Car les 150 ans de l'abolition de l'esclavage, c'est un grand symbole. Parce que cet événement – avril 1848 – met à jour une injustice qui ne fut pas seulement pendant des centaines d'années un outrage fait aux victimes, mais une insulte à l'humanité tout entière. La France à travers l'esclavage et la traite négrière a en effet arraché de leur terre et de leur famille, des hommes, des femmes, des enfants, les a jetés comme du bétail dans des navires, les a marqués au fer, les a asservis à un travail forcé, à humilier leurs corps et mutilé leur esprit, en définitive pour du profit, pour de l'argent. La patrie des droits de l'homme a donc été aussi en son temps – elle n'était pas la seule – un Etat qui transformait des êtres humains en bêtes de somme, en créatures privées de toutes libertés jusqu'à celle d'avoir même une identité. Pour respecter la vérité, il faut le dire, il faut en avoir le souvenir et le repentir.
L'esclavage fut aboli en 1794 mais rétabli – on l'ignore souvent – par Napoléon au début du dix-neuvième siècle. Jusqu'en 1848, notre déclaration des droits de l'homme et du citoyen n'était donc qu'une déclaration sélective, des centaines de milliers d'hommes et de femmes n'étaient ni libres ni égaux en droit. Ils étaient asservis à cause de leur couleur.
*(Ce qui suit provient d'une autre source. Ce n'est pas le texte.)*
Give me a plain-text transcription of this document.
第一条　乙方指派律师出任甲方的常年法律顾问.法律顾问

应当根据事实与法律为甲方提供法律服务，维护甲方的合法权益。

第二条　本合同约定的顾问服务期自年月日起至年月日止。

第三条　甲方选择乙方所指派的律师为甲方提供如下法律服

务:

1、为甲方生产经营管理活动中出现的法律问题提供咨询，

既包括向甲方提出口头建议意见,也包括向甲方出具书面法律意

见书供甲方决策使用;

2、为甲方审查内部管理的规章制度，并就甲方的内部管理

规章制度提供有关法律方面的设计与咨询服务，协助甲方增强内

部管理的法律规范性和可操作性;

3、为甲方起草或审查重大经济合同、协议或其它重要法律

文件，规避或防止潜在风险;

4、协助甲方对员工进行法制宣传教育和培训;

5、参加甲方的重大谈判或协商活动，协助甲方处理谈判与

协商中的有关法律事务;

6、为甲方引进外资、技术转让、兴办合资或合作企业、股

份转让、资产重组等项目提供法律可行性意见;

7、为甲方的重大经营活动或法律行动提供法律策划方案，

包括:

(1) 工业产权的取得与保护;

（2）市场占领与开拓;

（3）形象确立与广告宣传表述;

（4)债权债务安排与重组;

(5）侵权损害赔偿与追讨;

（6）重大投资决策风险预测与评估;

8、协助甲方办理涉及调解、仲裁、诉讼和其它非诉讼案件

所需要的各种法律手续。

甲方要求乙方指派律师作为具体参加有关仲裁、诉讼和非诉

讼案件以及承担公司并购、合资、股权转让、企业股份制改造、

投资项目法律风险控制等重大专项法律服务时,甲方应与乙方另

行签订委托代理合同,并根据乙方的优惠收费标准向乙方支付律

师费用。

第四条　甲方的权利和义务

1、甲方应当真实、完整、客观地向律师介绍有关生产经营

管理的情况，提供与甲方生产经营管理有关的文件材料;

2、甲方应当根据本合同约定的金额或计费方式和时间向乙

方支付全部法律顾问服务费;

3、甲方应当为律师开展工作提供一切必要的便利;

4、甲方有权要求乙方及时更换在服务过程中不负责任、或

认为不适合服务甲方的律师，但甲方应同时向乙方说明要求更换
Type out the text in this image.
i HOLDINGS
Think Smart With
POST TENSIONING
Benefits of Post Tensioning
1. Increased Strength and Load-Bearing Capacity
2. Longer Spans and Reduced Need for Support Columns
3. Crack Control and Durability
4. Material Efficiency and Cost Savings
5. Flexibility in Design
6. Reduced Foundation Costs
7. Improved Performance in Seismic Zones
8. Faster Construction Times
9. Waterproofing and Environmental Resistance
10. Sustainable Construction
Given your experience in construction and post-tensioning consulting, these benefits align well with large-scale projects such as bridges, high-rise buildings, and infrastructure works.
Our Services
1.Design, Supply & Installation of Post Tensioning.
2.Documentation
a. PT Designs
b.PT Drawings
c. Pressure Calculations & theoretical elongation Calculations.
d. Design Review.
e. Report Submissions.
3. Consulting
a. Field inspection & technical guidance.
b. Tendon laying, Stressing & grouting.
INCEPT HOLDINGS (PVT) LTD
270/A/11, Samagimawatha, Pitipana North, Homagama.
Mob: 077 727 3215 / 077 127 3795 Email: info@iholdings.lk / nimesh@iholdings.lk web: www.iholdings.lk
Grâce au décret du 27 avril 1848 – c'est ce décret que nous fêtons –, cette tyrannie disparut enfin à l'initiative de Victor Schoelcher, un homme à peu près inconnu à l'époque et qui identifia sa vie à deux grandes causes, l'abolition de l'esclavage – il réussira –, l'abolition de la peine de mort – obtenue par la Gauche et François Mitterrand plus d'un siècle après, en 1981 –. L'abolition de l'esclavage fut une victoire du peuple français tout entier. Car l'esclavage était non seulement une abomination pour les victimes, mais aussi une honte pour les bourreaux.
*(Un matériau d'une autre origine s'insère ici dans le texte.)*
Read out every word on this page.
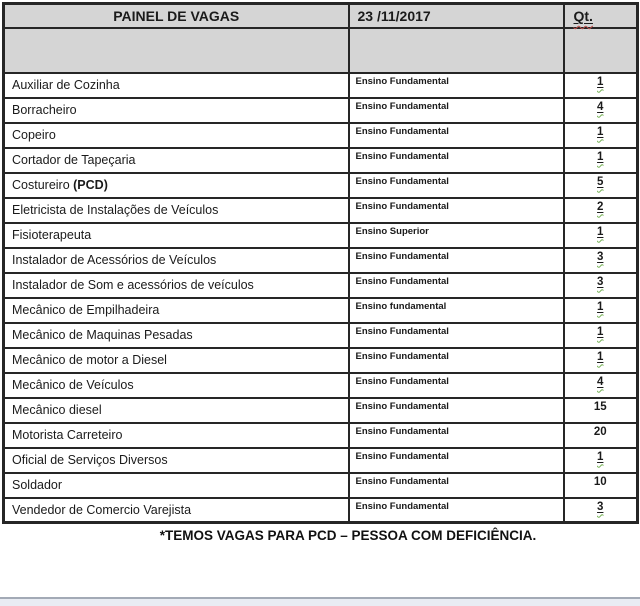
PAINEL DE VAGAS	23 /11/2017	Qt.

Auxiliar de Cozinha	Ensino Fundamental	1
Borracheiro	Ensino Fundamental	4
Copeiro	Ensino Fundamental	1
Cortador de Tapeçaria	Ensino Fundamental	1
Costureiro (PCD)	Ensino Fundamental	5
Eletricista de Instalações de Veículos	Ensino Fundamental	2
Fisioterapeuta	Ensino Superior	1
Instalador de Acessórios de Veículos	Ensino Fundamental	3
Instalador de Som e acessórios de veículos	Ensino Fundamental	3
Mecânico de Empilhadeira	Ensino fundamental	1
Mecânico de Maquinas Pesadas	Ensino Fundamental	1
Mecânico de motor a Diesel	Ensino Fundamental	1
Mecânico de Veículos	Ensino Fundamental	4
Mecânico diesel	Ensino Fundamental	15
Motorista Carreteiro	Ensino Fundamental	20
Oficial de Serviços Diversos	Ensino Fundamental	1
Soldador	Ensino Fundamental	10
Vendedor de Comercio Varejista	Ensino Fundamental	3
*TEMOS VAGAS PARA PCD – PESSOA COM DEFICIÊNCIA.
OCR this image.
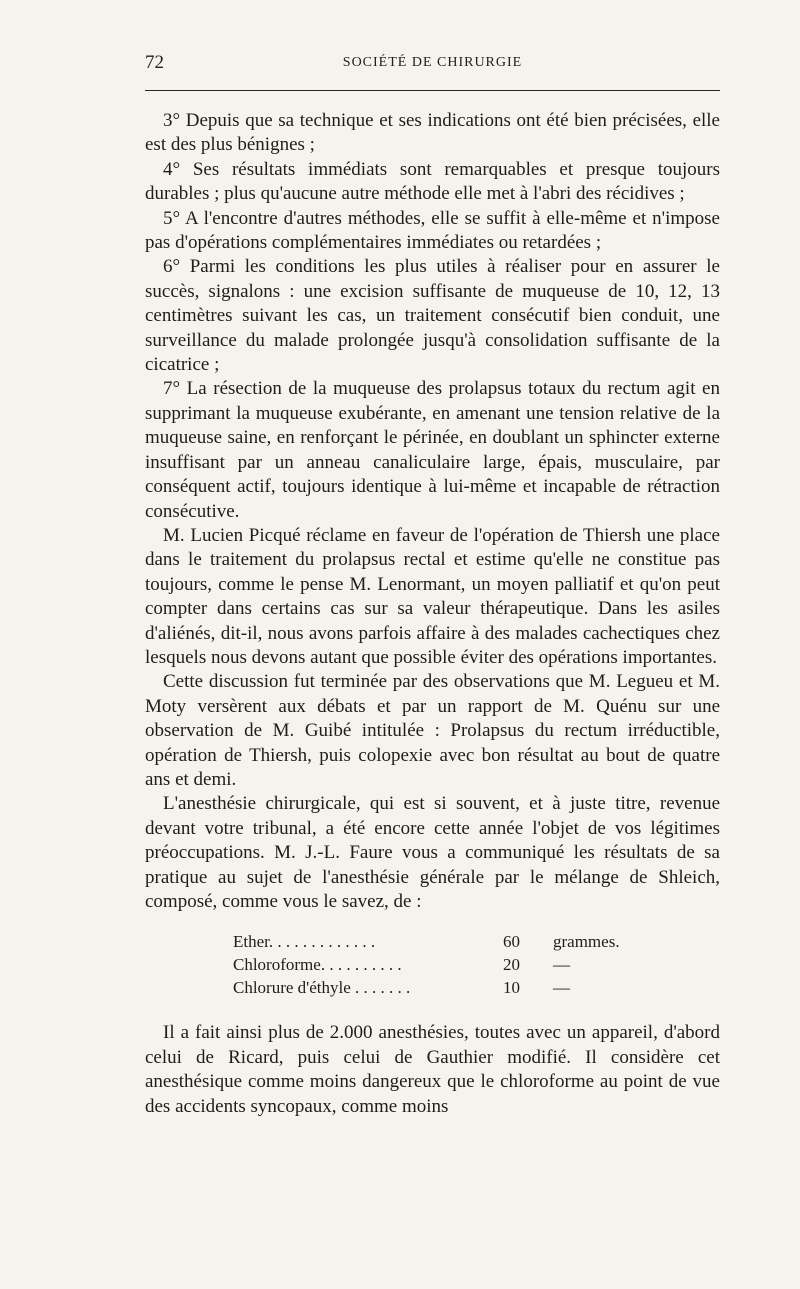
72	SOCIÉTÉ DE CHIRURGIE

3° Depuis que sa technique et ses indications ont été bien précisées, elle est des plus bénignes ;

4° Ses résultats immédiats sont remarquables et presque toujours durables ; plus qu'aucune autre méthode elle met à l'abri des récidives ;

5° A l'encontre d'autres méthodes, elle se suffit à elle-même et n'impose pas d'opérations complémentaires immédiates ou retardées ;

6° Parmi les conditions les plus utiles à réaliser pour en assurer le succès, signalons : une excision suffisante de muqueuse de 10, 12, 13 centimètres suivant les cas, un traitement consécutif bien conduit, une surveillance du malade prolongée jusqu'à consolidation suffisante de la cicatrice ;

7° La résection de la muqueuse des prolapsus totaux du rectum agit en supprimant la muqueuse exubérante, en amenant une tension relative de la muqueuse saine, en renforçant le périnée, en doublant un sphincter externe insuffisant par un anneau canaliculaire large, épais, musculaire, par conséquent actif, toujours identique à lui-même et incapable de rétraction consécutive.

M. Lucien Picqué réclame en faveur de l'opération de Thiersh une place dans le traitement du prolapsus rectal et estime qu'elle ne constitue pas toujours, comme le pense M. Lenormant, un moyen palliatif et qu'on peut compter dans certains cas sur sa valeur thérapeutique. Dans les asiles d'aliénés, dit-il, nous avons parfois affaire à des malades cachectiques chez lesquels nous devons autant que possible éviter des opérations importantes.

Cette discussion fut terminée par des observations que M. Legueu et M. Moty versèrent aux débats et par un rapport de M. Quénu sur une observation de M. Guibé intitulée : Prolapsus du rectum irréductible, opération de Thiersh, puis colopexie avec bon résultat au bout de quatre ans et demi.

L'anesthésie chirurgicale, qui est si souvent, et à juste titre, revenue devant votre tribunal, a été encore cette année l'objet de vos légitimes préoccupations. M. J.-L. Faure vous a communiqué les résultats de sa pratique au sujet de l'anesthésie générale par le mélange de Shleich, composé, comme vous le savez, de :

Ether. . . . . . . . . . . . .	60	grammes.
Chloroforme. . . . . . . . . .	20	—
Chlorure d'éthyle . . . . . . .	10	—

Il a fait ainsi plus de 2.000 anesthésies, toutes avec un appareil, d'abord celui de Ricard, puis celui de Gauthier modifié. Il considère cet anesthésique comme moins dangereux que le chloroforme au point de vue des accidents syncopaux, comme moins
Ce n'est qu'après cette abolition que “liberté, égalité et fraternité”, trois mots qui sont fronton de toutes nos écoles, de toutes nos mairies, devinrent la devise de tous les Français, sans distinction de race, d'origine ou de couleur. C'est en ce sens que les luttes menées par les esclaves pour libérer de leurs chaînes se sont identifiées au combat pour la République, pour que l'homme et la femme soient considérés comme des êtres méritant dignité et respect. Comme toujours, une liberté ne se construit que dans le combat des hommes, la victoire de l'esprit, et la légitimité du droit.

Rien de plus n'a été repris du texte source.